You don’t have the recipe that the original cook was working from, just the description of the item from the menu and, if you’re lucky, a picture of the finished dish from a restaurant brochure. You open the drawer where you keep your kitchen utensils so you can grab a spoon and try to taste what’s in the pot so that maybe you can guess whether it’s supposed to be a soup course or the sauce, but that drawer is full of placemats and napkin rings. You start looking in other drawers and cabinets, but nothing is in any organizational pattern you can determine. The knives all have tiny handles because the previous cook apparently had much smaller hands than you, and the spatulas and tongs are all three times longer than you have at home, because the previous cook apparently had much shorter arms than you.
You might be able to imagine an expert chef (which I’m not) quickly taking inventory of the drawers and cupboards, carefully tasting each thing that’s cooking, guessing at what was yet to be done, working around the differences in the utensils and getting something completed and out to the diners.
But you can also, I hope, imagine an expert chef in that situation running (or sending someone) next door to the store to grab the ingredients and utensils that they use dozens of times every day, starting over, and putting together a dish much like one they’ve cooked before from a base recipe they have made many, many times, and just adjusting the flavors and presentation to match the description from the menu.
Which of those dishes is more likely to taste better? Which of those dishes is more likely to have a mistake made that causes it to be inedible? Which is more likely to be confidently and safely served to a diner that turns out at the last minute to be violently allergic to peanuts (or some other ingredient)?
While admittedly not a perfect analogy, there are definitely some similarities between programming and cooking. And I certainly find that people are generally more familiar with the process of food being made than the process of software being made.
The secret sauce (so to speak)
So, here’s the thing about developers in general - we save time by reusing the same techniques and code that we’ve used before. Some piece of functionality that could take 3 weeks for “the average programmer” (if there is such a beast) might only take me 5 minutes - if I already spent 3 weeks writing it on my last project and I still have the code lying around and I can just drop it in. Likewise a single line of Unity3D code that would take a competent Unity3D programmer 2 seconds to drop in could take me weeks to figure out - because I’ve never written an Unity3D program in my life, and I’d have to read a book or something to even know where to start.
As a matter of fact, it’s so common for programmers to reuse the same techniques over and over that some smart people wrote a bunch of them down and coined the phrase “Design Patterns” and wrote a book about it.

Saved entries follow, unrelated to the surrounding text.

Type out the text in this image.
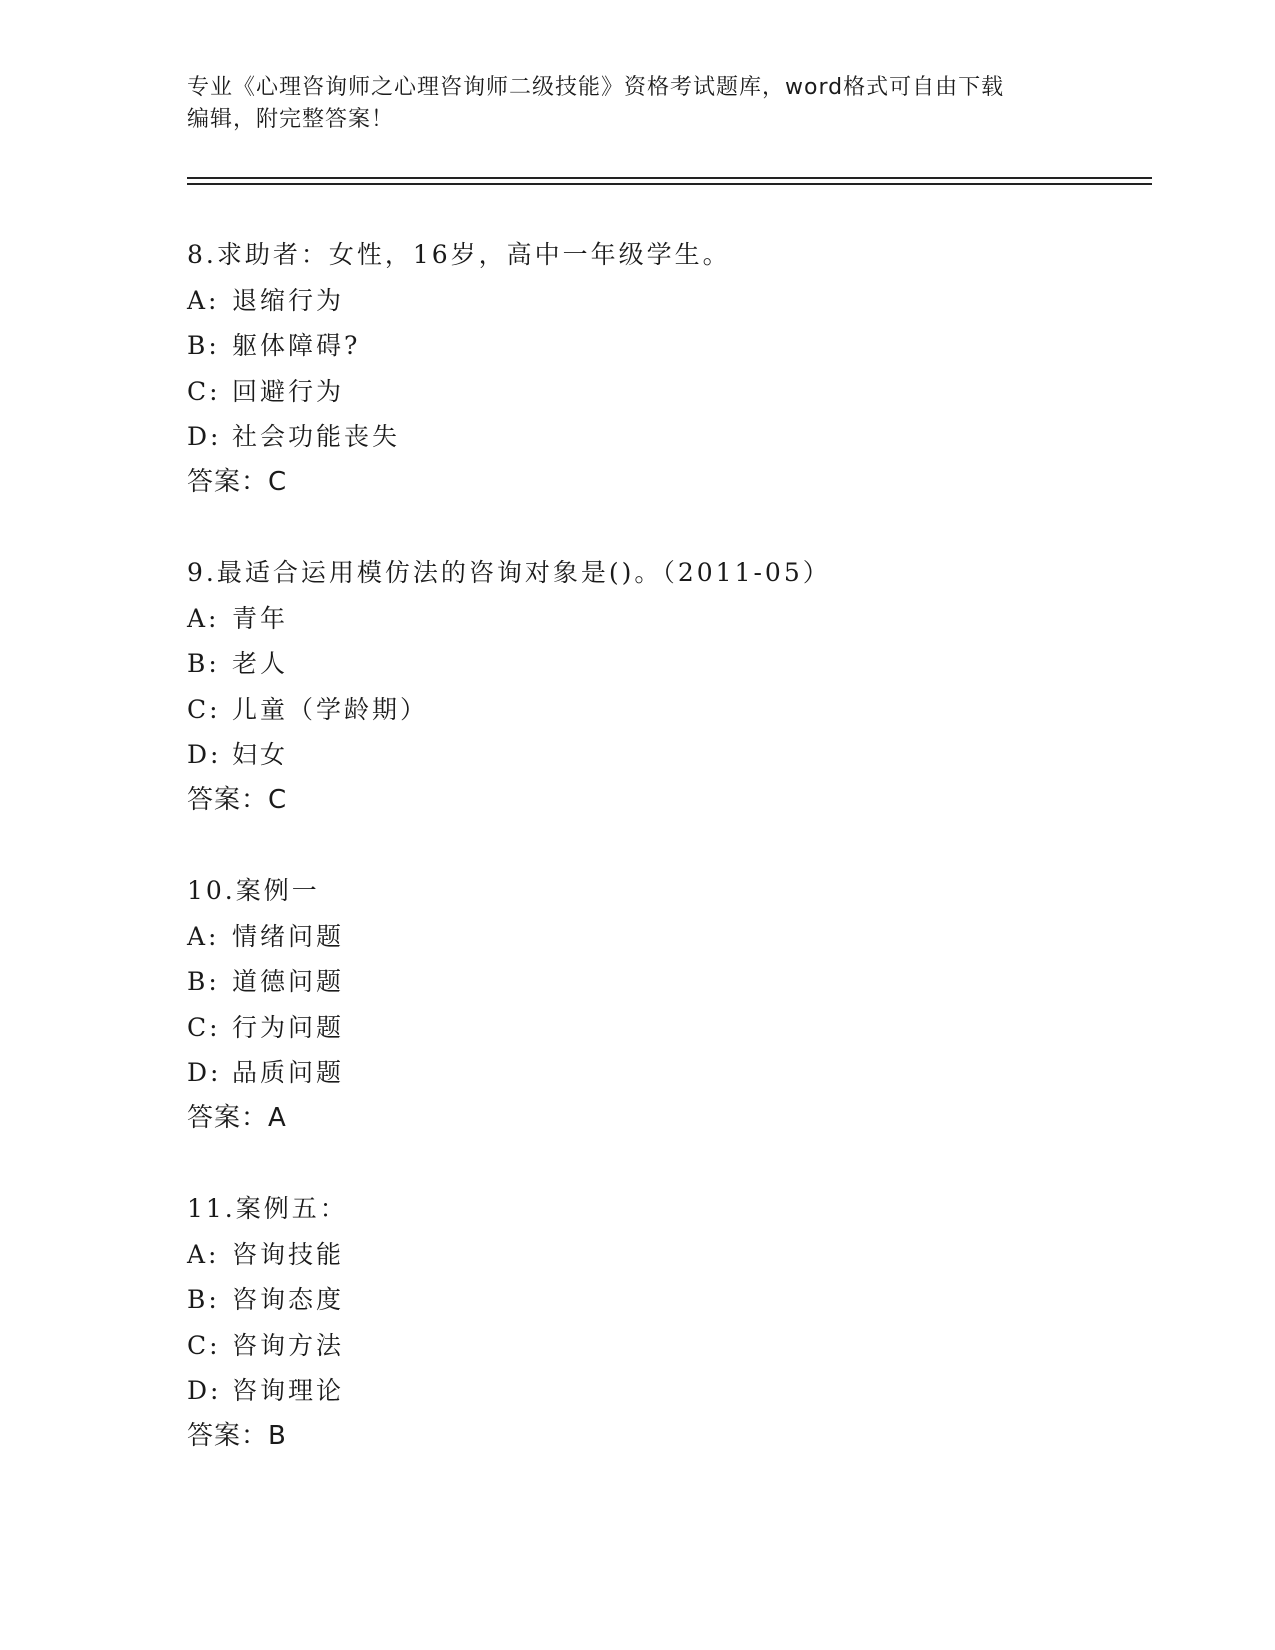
专业《心理咨询师之心理咨询师二级技能》资格考试题库，word格式可自由下载

编辑，附完整答案！

8.求助者：女性，16岁，高中一年级学生。
A: 退缩行为
B: 躯体障碍?
C: 回避行为
D: 社会功能丧失
答案：C
9.最适合运用模仿法的咨询对象是()。（2011-05）
A: 青年
B: 老人
C: 儿童（学龄期）
D: 妇女
答案：C
10.案例一
A: 情绪问题
B: 道德问题
C: 行为问题
D: 品质问题
答案：A
11.案例五：
A: 咨询技能
B: 咨询态度
C: 咨询方法
D: 咨询理论
答案：B
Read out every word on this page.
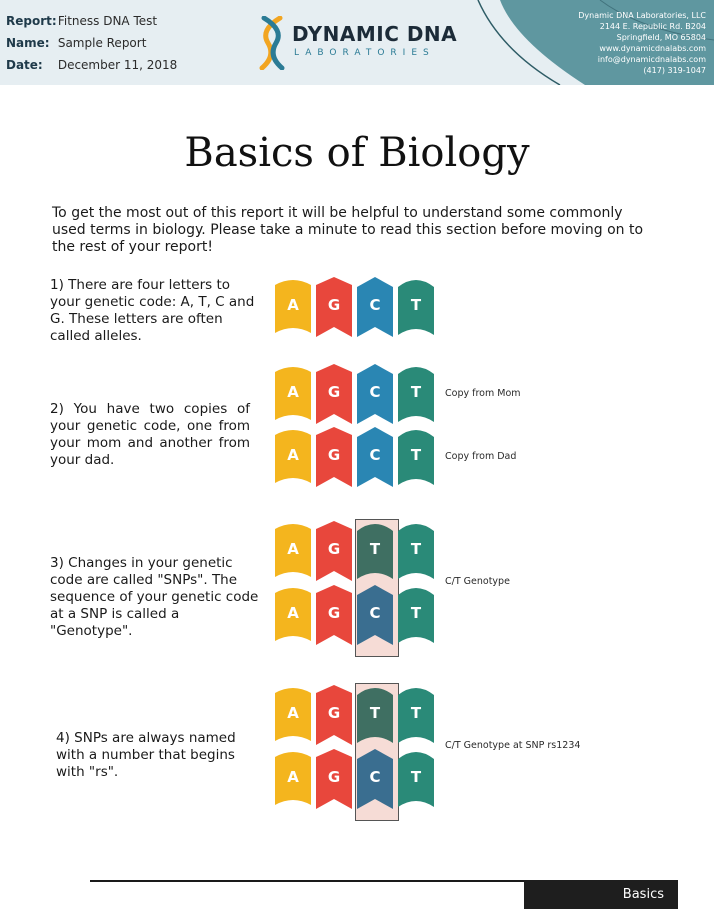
Report: Fitness DNA Test
Name: Sample Report
Date: December 11, 2018
DYNAMIC DNA
LABORATORIES
Dynamic DNA Laboratories, LLC
2144 E. Republic Rd. B204
Springfield, MO 65804
www.dynamicdnalabs.com
info@dynamicdnalabs.com
(417) 319-1047
Basics of Biology
To get the most out of this report it will be helpful to understand some commonly used terms in biology. Please take a minute to read this section before moving on to the rest of your report!
1) There are four letters to your genetic code: A, T, C and G. These letters are often called alleles.
2) You have two copies of your genetic code, one from your mom and another from your dad.
3) Changes in your genetic code are called "SNPs". The sequence of your genetic code at a SNP is called a "Genotype".
4) SNPs are always named with a number that begins with "rs".
A	G	C	T
A	G	C	T
A	G	C	T
A	G	T	T
A	G	C	T
A	G	T	T
A	G	C	T
Copy from Mom
Copy from Dad
C/T Genotype
C/T Genotype at SNP rs1234
Basics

And it’s so common that the book sold a bunch of copies, and generated a bunch of spinoffs (I think I have six different variants of “Programming Language Design Patterns” or “Design Patterns in Programming Language” books in my office).
But when we developers are asked to take over a project already in progress, we don’t get to use our favorite techniques. We don’t get to grab our most weathered recipe card from where it stays pinned to the refrigerator with a magnet and just get to work. Instead, we have to taste everything that’s already cooking and try to figure out what the other guy was thinking. And that’s a lot of work, and takes a long time (and it’s as much fun as sorting someone else’s underwear drawer). And worst of all, it’s error prone - sometimes we guess wrong, and don’t realize it until we already started down a path, and then we have to reverse course, wasting time and money (yours and ours).
And then, well, then there are the other cases. You see, ummm…
They just aren’t any good. And some of them are worse than just not any good.
And this post has already gone on too long.